The Fund’s Adviser has contractually agreed to reduce the Fund’s advisory fees and/or absorb expenses of the Fund until February 28, 2021 to ensure that the net annual fund operating expenses will not exceed 1.45%, 2.25% and 1.25% for Class A, C and I shares respectively, subject to possible recoupment from the Fund in future years. Without these waivers, the Fund’s total annual operating expenses would be 1.81%, 2.56% and 1.56% for Class A, C and I shares respectively. Please review the fund’s prospectus for more information regarding the fund’s fees and expenses. This agreement may be terminated by the Fund’s Board of Trustees on 60 days’ written notice to the Adviser. A Class shares have a maximum sales load of 5.75%.
Investors should carefully consider the investment objectives, risks, charges and expenses of the Anfield Universal Fixed Income Fund. This and other important information about the Fund is contained in the prospectus, which can be obtained by calling 866.866.4848. The prospectus should be read carefully before investing. The Anfield Universal Fixed Income Fund is distributed by Northern Lights Distributors, LLC member FINRA/SIPC. Anfield Group, LLC and Northern Lights Distributors, LLC are unaffiliated.

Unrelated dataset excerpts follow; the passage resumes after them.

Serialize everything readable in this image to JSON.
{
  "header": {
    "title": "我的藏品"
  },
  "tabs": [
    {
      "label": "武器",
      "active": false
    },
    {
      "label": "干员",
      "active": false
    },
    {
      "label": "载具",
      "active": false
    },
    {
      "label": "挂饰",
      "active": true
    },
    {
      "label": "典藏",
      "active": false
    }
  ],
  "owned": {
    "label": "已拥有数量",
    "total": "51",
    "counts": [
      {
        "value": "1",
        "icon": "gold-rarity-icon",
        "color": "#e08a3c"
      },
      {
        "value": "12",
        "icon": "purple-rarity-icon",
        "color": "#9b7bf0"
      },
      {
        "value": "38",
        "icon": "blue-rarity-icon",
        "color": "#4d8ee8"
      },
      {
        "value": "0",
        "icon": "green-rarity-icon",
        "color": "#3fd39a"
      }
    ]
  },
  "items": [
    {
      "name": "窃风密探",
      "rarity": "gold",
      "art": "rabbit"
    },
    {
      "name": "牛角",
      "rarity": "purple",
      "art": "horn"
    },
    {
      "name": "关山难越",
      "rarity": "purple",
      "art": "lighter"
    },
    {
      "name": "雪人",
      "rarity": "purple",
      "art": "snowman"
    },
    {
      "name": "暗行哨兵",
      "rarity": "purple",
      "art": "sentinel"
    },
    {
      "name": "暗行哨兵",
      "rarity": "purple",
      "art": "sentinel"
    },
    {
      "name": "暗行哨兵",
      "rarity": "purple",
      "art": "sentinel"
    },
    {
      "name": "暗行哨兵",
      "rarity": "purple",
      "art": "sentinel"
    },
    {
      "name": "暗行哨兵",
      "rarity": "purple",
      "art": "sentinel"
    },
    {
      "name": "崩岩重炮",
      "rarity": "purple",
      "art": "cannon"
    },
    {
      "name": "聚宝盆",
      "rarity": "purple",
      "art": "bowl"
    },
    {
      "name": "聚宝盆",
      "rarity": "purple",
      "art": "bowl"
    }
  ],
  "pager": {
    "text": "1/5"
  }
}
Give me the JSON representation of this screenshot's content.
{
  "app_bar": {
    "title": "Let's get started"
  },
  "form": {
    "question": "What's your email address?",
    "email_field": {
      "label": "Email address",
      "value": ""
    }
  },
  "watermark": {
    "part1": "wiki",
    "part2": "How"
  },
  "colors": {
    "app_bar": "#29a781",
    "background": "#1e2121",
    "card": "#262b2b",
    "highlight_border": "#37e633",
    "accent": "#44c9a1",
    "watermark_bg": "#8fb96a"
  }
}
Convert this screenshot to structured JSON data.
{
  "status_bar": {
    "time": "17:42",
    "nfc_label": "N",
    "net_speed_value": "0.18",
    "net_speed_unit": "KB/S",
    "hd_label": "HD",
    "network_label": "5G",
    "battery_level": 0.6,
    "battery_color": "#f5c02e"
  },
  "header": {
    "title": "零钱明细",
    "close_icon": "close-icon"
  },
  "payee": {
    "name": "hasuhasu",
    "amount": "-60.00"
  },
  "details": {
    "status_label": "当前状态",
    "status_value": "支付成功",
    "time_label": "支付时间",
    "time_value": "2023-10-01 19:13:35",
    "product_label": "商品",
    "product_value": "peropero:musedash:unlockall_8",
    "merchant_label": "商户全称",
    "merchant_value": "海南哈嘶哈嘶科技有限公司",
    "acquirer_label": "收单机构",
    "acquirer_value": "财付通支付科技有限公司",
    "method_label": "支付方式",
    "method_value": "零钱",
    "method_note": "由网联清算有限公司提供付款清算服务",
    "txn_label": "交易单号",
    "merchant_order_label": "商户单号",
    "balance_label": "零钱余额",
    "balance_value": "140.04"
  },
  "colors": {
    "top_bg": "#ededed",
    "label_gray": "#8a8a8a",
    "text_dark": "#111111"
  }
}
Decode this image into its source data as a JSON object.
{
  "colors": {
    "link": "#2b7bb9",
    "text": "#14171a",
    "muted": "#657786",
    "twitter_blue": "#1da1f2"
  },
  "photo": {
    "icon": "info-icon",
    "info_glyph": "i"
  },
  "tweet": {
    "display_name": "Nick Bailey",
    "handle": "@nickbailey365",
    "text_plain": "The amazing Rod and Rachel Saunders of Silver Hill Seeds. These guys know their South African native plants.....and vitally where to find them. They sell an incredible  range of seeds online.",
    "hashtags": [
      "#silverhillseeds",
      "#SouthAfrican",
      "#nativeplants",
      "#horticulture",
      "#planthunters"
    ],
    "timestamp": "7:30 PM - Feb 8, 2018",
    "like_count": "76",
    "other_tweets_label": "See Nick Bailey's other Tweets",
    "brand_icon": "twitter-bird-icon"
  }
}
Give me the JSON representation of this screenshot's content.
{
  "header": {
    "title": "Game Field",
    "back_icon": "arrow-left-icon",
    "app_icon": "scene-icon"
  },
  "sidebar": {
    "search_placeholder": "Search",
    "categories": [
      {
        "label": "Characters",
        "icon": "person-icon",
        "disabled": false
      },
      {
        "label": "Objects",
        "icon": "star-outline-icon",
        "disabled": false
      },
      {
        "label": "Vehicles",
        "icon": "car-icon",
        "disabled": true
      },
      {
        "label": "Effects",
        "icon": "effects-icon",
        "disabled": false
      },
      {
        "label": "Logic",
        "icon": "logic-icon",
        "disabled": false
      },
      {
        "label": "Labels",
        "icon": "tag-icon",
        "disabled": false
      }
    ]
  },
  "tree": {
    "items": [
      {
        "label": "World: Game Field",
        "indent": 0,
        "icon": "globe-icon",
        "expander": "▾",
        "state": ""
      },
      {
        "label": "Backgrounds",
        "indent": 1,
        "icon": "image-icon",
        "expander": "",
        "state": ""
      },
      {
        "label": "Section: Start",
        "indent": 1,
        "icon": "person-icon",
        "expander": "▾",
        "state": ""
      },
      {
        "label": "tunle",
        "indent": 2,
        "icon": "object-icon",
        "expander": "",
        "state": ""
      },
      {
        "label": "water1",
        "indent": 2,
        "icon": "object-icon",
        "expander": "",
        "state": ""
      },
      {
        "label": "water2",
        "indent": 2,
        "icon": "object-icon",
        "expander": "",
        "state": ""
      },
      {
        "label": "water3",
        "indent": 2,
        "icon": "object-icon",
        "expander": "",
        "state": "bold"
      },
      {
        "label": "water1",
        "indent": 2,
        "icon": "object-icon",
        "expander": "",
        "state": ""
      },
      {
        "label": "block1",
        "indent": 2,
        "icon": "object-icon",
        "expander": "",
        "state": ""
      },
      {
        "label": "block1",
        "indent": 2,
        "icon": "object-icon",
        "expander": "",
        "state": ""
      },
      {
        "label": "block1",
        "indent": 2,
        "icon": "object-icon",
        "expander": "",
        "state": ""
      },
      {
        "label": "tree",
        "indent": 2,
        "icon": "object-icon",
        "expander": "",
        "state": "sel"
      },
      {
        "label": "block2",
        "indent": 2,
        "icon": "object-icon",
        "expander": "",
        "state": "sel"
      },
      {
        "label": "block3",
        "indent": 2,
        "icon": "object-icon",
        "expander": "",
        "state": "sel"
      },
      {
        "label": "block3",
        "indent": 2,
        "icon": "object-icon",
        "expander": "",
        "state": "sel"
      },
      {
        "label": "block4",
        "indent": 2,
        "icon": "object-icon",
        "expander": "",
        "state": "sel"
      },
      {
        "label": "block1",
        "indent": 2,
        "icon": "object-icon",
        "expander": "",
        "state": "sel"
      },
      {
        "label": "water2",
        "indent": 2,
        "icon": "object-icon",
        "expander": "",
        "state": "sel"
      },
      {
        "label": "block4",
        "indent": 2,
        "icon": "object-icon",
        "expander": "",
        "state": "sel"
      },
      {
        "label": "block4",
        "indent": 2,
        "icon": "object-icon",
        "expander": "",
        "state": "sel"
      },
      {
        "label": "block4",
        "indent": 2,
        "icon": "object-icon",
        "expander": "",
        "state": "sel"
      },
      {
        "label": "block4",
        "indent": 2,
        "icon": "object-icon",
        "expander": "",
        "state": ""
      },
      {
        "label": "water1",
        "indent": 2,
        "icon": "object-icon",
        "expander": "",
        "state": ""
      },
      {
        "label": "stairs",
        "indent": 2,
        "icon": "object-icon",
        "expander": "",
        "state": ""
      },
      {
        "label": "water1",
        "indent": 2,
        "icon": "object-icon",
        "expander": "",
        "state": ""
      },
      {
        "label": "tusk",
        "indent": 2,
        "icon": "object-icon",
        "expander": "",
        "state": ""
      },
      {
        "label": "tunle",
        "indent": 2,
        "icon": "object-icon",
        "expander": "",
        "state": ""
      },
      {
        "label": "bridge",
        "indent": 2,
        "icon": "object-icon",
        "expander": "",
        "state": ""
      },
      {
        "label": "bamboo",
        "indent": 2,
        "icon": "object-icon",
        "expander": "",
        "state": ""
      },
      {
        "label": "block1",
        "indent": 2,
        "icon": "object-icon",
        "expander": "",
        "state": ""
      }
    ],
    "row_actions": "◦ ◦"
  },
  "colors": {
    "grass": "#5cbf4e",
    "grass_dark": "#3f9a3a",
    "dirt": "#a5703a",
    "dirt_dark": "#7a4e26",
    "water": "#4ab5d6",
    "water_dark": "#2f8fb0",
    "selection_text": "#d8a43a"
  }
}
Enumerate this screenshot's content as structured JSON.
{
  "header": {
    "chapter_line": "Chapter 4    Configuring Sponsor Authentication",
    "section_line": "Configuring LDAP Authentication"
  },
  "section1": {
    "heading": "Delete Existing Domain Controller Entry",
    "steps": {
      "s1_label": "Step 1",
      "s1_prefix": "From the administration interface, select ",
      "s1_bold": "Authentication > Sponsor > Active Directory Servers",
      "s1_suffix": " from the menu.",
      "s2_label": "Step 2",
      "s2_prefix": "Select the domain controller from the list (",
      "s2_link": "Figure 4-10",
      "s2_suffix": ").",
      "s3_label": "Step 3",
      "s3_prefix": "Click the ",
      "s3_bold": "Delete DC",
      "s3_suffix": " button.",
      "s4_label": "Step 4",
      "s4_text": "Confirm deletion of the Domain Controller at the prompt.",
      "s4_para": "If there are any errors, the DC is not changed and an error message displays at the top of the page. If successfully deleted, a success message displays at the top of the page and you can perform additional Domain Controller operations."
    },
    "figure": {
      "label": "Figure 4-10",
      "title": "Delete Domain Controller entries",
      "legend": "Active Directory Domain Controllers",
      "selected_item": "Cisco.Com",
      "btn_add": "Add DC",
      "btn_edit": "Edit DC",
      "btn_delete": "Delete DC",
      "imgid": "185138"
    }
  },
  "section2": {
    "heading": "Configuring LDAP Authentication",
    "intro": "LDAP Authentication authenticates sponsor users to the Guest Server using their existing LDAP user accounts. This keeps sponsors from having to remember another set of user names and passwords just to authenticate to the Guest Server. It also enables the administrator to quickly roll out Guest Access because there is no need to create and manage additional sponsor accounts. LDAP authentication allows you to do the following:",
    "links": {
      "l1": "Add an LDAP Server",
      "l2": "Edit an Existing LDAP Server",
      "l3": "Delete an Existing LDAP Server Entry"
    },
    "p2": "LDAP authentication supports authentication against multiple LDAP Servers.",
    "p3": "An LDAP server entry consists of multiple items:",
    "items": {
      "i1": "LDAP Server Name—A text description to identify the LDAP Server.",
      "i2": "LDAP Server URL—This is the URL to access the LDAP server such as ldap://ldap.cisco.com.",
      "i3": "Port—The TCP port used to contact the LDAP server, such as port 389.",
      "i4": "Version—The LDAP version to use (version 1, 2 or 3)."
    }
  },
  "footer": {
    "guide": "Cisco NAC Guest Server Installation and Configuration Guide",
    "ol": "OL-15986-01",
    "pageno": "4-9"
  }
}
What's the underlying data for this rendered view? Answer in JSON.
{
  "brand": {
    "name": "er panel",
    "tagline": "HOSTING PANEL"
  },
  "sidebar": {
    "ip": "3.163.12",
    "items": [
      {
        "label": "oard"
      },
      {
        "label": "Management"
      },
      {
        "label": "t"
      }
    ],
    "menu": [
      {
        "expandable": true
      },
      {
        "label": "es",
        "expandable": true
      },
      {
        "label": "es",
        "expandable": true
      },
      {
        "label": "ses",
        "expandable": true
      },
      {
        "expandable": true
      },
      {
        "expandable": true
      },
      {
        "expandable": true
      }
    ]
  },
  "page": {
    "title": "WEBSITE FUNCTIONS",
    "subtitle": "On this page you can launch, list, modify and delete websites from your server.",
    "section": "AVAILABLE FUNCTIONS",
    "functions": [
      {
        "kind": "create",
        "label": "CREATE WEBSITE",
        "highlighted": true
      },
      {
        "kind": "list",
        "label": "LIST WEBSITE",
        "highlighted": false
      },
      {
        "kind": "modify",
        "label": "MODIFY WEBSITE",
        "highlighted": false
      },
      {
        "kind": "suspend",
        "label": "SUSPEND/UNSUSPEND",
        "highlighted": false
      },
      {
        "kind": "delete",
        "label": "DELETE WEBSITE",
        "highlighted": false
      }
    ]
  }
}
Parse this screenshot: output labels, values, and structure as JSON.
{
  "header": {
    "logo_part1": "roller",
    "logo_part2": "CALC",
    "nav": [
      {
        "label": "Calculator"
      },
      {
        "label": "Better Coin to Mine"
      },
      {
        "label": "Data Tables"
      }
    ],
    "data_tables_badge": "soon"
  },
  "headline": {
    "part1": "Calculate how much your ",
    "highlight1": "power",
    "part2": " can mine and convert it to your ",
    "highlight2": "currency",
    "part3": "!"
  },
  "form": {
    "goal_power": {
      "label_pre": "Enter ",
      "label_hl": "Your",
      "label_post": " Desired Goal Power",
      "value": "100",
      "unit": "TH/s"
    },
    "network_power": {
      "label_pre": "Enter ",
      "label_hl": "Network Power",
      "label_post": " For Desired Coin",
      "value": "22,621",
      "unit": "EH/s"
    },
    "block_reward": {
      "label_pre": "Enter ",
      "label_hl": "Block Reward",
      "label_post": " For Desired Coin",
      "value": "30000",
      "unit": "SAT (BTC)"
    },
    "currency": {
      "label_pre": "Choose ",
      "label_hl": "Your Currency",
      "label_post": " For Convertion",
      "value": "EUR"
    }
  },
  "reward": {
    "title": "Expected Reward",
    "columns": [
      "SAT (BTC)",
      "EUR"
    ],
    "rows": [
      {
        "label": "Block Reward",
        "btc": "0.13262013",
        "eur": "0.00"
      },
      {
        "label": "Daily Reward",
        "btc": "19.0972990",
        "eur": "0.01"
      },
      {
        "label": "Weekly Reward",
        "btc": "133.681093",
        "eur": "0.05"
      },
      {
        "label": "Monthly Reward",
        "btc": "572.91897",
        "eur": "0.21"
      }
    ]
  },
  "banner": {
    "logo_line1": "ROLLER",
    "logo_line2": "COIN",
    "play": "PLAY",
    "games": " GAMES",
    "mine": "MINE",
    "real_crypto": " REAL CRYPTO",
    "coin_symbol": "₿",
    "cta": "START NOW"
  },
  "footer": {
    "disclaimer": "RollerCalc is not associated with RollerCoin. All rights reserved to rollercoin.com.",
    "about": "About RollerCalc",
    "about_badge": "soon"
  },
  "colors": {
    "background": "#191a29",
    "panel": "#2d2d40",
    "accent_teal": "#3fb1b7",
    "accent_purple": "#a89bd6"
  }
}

There is no guarantee that any investment strategy will achieve its objectives, generate profits or avoid losses. Mutual Funds involve risk including loss of principle. Investing in foreign denominated and/or domiciled securities may involve heightened risk due to currency fluctuations, and economic and political risks, which may be enhanced in emerging markets. Mortgage and asset-backed securities may be sensitive to changes in interest rates, subject to early repayment risk, and their value may fluctuate in response to the market’s perception of issuer creditworthiness; while generally supported by some form of government or private guarantee there is no assurance that private guarantors will meet their obligations. High yield, lower-rated, securities involve greater risk than higher-rated securities; portfolios that invest in them may be subject to greater levels of credit and liquidity risk than portfolios that do not. Derivatives may involve certain costs and risks such as liquidity, interest rate, market, credit, management and the risk that a position could not be closed when most advantageous. Investing in derivatives could lose more than the amount invested. Diversification does not ensure against loss. The value of most bond funds and fixed income securities are impacted by changes in interest rates. Bonds and bond funds with longer durations tend to be more sensitive and more volatile than securities with shorter durations; bond prices generally fall as interest rates rise. Other fixed income security risks include credit risk and prepayment risk. Futures contracts are subject to risks of the underlying investments that they represent, but also may involve risks different from, and possibly greater than, those associated with investing directly in the underlying investments. Futures are also subject to market risk, interest rate risk and index tracking risk. The use of leverage, such as embedded options will magnify the Fund’s gains and losses. Obligations of U.S. Government agencies and authorities are supported by varying degrees of credit but generally are not backed by the full faith and credit of the U.S. Government.